Why Our AI Cites Its Sources -- and How We Wired It Through Claude's API

When an AI agent answers a customer's question on your behalf, you have a problem most customer-facing AI tools don't solve: you have no idea where the answer came from.
Did the agent read your business hours from the document you uploaded? Did it pull the price from the product catalog? Did it remember something the customer said two messages ago? Or did it make it up?
For a tool that represents your business to strangers, "I don't know where it got that" is not an acceptable answer. So we wired Claude's citations API into our agent, and now the portal shows you the source of every claim.
What Citations Actually Are
Claude's API supports a feature most people building with it haven't turned on yet: if you pass your knowledge sources as structured document blocks instead of jamming them into the system prompt as text, the model returns citations. Not as a separate post-processing step. Not as a regex match against the response. The citations come back from the model, attached to the specific spans of generated text they support.
When the agent says "We're open Monday through Friday, 9 to 5," the API returns that text annotated with a pointer to the document block that said so. The portal renders that as a clickable badge next to the sentence.
You click the badge. You see the document. You see the line. You see why the AI said what it said.

Why We Did This
The trust layer thesis is that public-facing AI is a different category from copilots and internal tools. The customer can't see the system prompt. The customer doesn't know what documents the agent has access to. The customer is talking to your business, not to an AI lab's research preview.
That puts the entire burden of trust on you, the owner. You're the one who has to know whether the AI is faithfully representing your business or quietly inventing details that will eventually cost you a customer or a lawsuit. The Air Canada chatbot case — where a court forced the airline to honor a refund policy its agent invented — is the canonical example. The agent said it. The customer believed it. The company was bound by it.
The defense against that isn't smarter prompts. The defense is making the source of every claim visible to the owner, so the owner can spot the gap between what the AI said and what the documents actually contain.
How It Works
Inside the agent executor, we restructured the system prompt. The instructions and persona stay as text. But the four knowledge sources — the contact profile (what the agent knows about this specific customer), the business hours, the business knowledge base, and the owner's custom instructions — are now wrapped as Claude API document blocks, each with a title and a content body.
const documents = [
{ type: 'document', title: 'Contact profile', source: { ... } },
{ type: 'document', title: 'Business hours', source: { ... } },
{ type: 'document', title: 'Business knowledge', source: { ... } },
{ type: 'document', title: 'Owner instructions', source: { ... } },
]
When the agent generates a response, Claude returns the text in segments. Some segments are uncited (the agent's own reasoning, conversational filler). Other segments come back tagged with citations pointing at the document blocks they were grounded in.
The portal chat receives both the segments and the citations. It renders the cited spans with a small inline marker. Click the marker, get a tooltip. The tooltip shows the source document name and the relevant excerpt.
What Owners Actually See
Open the portal, look at a conversation, and the cited claims have small badges beside them: [Business hours], [Contact profile], [Owner instructions]. Hover or tap, and you see exactly which document the AI used.
When something looks wrong — when the AI quoted a price you didn't authorize, or claimed a service you don't offer — you click the badge. Either it points to a document that does say that (and now you know your knowledge base is wrong), or it points to nothing (and now you know the AI is generalizing past its sources). Either way, you have a debugging path that doesn't require reading prompts or scrolling through logs.
Why This Matters More Than It Looks
Most AI products treat citations as a feature.

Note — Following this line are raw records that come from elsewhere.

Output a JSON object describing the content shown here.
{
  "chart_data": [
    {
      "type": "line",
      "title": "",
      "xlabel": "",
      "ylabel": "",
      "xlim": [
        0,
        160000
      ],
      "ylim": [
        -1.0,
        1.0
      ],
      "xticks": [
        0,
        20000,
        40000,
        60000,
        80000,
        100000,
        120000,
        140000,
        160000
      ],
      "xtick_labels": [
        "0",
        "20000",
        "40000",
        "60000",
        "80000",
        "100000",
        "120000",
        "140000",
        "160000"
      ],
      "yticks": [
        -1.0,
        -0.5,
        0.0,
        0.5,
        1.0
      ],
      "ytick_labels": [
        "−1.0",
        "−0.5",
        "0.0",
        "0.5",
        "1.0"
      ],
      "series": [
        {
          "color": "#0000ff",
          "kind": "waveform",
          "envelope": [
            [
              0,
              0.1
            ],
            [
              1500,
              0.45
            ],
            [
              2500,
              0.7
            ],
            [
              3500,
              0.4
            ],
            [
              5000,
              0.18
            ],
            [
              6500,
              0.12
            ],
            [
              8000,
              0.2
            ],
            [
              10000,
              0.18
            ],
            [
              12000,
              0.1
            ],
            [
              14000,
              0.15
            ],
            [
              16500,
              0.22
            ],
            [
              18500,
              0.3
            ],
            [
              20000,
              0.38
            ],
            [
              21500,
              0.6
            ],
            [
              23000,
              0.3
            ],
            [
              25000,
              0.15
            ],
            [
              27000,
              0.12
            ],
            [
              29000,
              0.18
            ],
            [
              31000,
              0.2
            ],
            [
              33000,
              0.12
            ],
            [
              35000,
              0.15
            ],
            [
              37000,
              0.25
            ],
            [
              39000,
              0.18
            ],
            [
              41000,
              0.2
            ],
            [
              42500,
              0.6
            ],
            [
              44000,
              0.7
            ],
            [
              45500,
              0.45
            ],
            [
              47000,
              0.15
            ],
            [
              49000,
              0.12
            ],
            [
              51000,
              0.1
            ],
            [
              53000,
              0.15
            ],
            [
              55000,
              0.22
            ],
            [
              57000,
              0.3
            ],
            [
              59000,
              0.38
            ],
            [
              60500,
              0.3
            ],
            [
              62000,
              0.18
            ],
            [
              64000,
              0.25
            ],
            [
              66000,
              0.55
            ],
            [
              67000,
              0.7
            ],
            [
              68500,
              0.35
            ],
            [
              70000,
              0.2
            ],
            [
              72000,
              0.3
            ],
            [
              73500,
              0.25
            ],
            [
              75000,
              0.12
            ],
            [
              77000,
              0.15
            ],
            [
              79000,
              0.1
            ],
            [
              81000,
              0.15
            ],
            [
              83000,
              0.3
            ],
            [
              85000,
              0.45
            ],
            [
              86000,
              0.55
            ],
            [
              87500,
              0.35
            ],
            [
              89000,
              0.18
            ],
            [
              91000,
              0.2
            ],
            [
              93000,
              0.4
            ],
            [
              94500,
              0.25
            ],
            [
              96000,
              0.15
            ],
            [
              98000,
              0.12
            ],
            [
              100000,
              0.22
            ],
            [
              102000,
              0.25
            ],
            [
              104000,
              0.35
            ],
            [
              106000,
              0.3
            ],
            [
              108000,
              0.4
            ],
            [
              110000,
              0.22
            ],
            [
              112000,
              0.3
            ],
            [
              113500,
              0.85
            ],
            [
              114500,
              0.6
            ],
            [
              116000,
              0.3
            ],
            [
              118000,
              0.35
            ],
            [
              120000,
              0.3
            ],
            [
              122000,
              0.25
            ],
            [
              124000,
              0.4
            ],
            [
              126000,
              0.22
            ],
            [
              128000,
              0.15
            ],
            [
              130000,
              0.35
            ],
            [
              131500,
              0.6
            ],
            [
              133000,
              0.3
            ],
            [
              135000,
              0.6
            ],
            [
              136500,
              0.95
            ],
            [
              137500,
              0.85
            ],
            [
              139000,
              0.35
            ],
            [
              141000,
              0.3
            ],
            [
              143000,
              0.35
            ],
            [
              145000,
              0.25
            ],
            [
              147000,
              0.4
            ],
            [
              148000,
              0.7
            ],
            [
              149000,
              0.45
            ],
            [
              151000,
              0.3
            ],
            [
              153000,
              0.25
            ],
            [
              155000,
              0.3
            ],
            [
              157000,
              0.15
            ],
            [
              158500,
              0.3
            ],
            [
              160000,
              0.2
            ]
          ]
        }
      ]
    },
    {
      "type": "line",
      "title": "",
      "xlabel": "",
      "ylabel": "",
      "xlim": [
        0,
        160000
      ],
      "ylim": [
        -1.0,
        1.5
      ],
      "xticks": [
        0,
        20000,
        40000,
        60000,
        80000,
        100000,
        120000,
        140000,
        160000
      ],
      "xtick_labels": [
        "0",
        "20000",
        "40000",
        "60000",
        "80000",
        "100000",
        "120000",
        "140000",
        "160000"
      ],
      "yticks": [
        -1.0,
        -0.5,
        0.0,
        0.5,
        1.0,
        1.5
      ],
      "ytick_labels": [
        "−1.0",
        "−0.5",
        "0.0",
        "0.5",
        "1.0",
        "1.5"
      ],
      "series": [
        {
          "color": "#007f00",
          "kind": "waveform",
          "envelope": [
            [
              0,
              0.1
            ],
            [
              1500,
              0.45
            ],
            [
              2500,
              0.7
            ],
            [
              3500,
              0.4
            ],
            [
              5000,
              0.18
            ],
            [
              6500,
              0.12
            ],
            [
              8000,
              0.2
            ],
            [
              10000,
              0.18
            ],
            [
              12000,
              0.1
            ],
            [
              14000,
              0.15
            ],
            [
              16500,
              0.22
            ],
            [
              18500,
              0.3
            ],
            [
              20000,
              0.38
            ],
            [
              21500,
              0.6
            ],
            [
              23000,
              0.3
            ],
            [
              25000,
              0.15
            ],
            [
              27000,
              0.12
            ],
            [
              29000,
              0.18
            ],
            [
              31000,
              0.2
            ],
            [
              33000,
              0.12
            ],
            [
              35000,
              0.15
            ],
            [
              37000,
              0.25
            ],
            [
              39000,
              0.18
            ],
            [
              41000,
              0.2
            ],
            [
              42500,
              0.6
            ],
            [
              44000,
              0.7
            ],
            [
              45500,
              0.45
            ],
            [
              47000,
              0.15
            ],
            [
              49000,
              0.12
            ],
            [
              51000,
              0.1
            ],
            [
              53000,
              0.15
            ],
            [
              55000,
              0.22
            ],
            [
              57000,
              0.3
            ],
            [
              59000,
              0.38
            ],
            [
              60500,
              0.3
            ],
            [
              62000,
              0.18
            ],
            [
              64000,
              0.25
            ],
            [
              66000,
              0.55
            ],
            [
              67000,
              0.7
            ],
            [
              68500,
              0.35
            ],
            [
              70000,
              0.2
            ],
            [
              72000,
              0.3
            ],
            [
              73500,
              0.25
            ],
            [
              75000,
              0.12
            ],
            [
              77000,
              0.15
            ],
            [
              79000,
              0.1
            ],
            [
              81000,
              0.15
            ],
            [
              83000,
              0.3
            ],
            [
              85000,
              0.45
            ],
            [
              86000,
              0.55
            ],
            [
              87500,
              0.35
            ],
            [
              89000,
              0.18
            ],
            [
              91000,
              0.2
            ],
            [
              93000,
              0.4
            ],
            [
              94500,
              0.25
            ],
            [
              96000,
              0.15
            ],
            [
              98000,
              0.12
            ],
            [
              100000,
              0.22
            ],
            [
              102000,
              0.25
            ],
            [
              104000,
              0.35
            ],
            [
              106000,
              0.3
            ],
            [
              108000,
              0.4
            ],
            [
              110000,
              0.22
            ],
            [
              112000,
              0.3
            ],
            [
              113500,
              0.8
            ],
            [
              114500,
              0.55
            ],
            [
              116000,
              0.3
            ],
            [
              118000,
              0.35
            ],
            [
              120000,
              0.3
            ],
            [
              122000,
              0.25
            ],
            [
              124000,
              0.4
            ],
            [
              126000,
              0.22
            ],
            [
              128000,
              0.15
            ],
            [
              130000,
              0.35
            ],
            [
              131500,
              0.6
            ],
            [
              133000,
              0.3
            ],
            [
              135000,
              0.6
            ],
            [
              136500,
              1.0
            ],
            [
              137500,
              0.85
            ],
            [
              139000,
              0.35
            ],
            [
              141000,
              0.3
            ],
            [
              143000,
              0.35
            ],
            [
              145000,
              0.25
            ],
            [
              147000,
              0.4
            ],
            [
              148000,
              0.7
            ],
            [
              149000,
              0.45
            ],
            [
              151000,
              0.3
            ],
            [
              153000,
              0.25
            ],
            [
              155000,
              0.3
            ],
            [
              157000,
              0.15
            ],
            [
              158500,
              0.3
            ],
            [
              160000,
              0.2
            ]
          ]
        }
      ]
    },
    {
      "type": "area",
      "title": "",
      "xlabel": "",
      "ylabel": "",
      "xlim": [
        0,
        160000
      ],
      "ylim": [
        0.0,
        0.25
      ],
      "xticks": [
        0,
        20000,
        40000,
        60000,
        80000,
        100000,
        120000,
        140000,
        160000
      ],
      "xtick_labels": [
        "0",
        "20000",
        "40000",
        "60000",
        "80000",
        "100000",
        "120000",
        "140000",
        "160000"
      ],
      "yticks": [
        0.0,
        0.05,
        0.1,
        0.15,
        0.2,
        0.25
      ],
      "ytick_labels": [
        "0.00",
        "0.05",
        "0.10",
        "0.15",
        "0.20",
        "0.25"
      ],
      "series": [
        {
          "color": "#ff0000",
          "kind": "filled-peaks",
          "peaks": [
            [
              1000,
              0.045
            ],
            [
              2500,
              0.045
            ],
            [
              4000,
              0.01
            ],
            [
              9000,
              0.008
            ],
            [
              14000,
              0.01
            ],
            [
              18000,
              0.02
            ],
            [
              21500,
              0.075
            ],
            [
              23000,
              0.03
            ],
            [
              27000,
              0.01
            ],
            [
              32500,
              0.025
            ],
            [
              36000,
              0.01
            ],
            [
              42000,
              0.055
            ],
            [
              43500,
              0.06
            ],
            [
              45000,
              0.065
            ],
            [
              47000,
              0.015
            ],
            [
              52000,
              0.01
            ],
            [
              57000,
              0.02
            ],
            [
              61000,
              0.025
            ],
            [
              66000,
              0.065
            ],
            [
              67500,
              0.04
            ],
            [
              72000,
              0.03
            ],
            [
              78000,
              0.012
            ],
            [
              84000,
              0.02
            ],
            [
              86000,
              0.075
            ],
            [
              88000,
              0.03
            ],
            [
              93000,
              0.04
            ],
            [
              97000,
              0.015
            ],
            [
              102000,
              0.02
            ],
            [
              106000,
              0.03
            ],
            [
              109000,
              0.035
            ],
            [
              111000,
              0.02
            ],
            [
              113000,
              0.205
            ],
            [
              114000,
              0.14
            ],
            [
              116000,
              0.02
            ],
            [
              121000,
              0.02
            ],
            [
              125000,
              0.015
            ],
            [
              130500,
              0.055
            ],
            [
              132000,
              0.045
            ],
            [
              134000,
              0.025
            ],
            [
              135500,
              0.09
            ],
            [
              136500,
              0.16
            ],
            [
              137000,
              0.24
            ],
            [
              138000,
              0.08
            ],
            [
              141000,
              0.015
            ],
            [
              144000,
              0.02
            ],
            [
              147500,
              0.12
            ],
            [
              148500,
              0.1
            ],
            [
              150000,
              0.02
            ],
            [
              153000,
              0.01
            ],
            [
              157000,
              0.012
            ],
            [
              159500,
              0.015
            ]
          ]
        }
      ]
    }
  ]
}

We treat them as a trust primitive.
Once the source of every claim is visible, three things become possible that weren't before:
Owners can audit without engineering help. A plumber doesn't need to know what a system prompt is to look at a conversation, see a cited claim, click it, and decide whether the source is accurate. The trust loop runs through the owner, not through us.
The agent's mistakes become legible. When the AI is wrong, it's wrong in a specific way: either the source was wrong, or the agent stretched past the source. Both are fixable. Neither requires guessing.
The knowledge base improves through use. Every cited claim is a vote that the document was useful. Every uncited claim is a vote that the AI is reasoning from somewhere we can't see — usually a sign the knowledge base has a gap. Over time, the cited/uncited ratio becomes a direct measure of how well the documents are doing their job.
What's Next
Citations are the foundation for the trust layer's labeling loop. When the owner clicks a citation and corrects the source, that's a labeling signal — captured, stored, and used to improve how the AI grounds future claims. We're already capturing these signals through the trust layer interfaces; citations make them spatially obvious.
The longer arc: every customer-facing AI deployment should be able to answer the question "where did that come from?" for any claim it makes. Not as a UX nicety. As a precondition for putting AI in front of the public at all.
If you're building with Claude and you haven't turned citations on, this is the easiest infrastructure improvement you can make in an afternoon. Stop putting your knowledge in the system prompt as text. Pass it as document blocks. Render the citations the API gives you back. Your users will trust you more, and you'll trust your AI more, for the same reason: everyone can see where the words came from.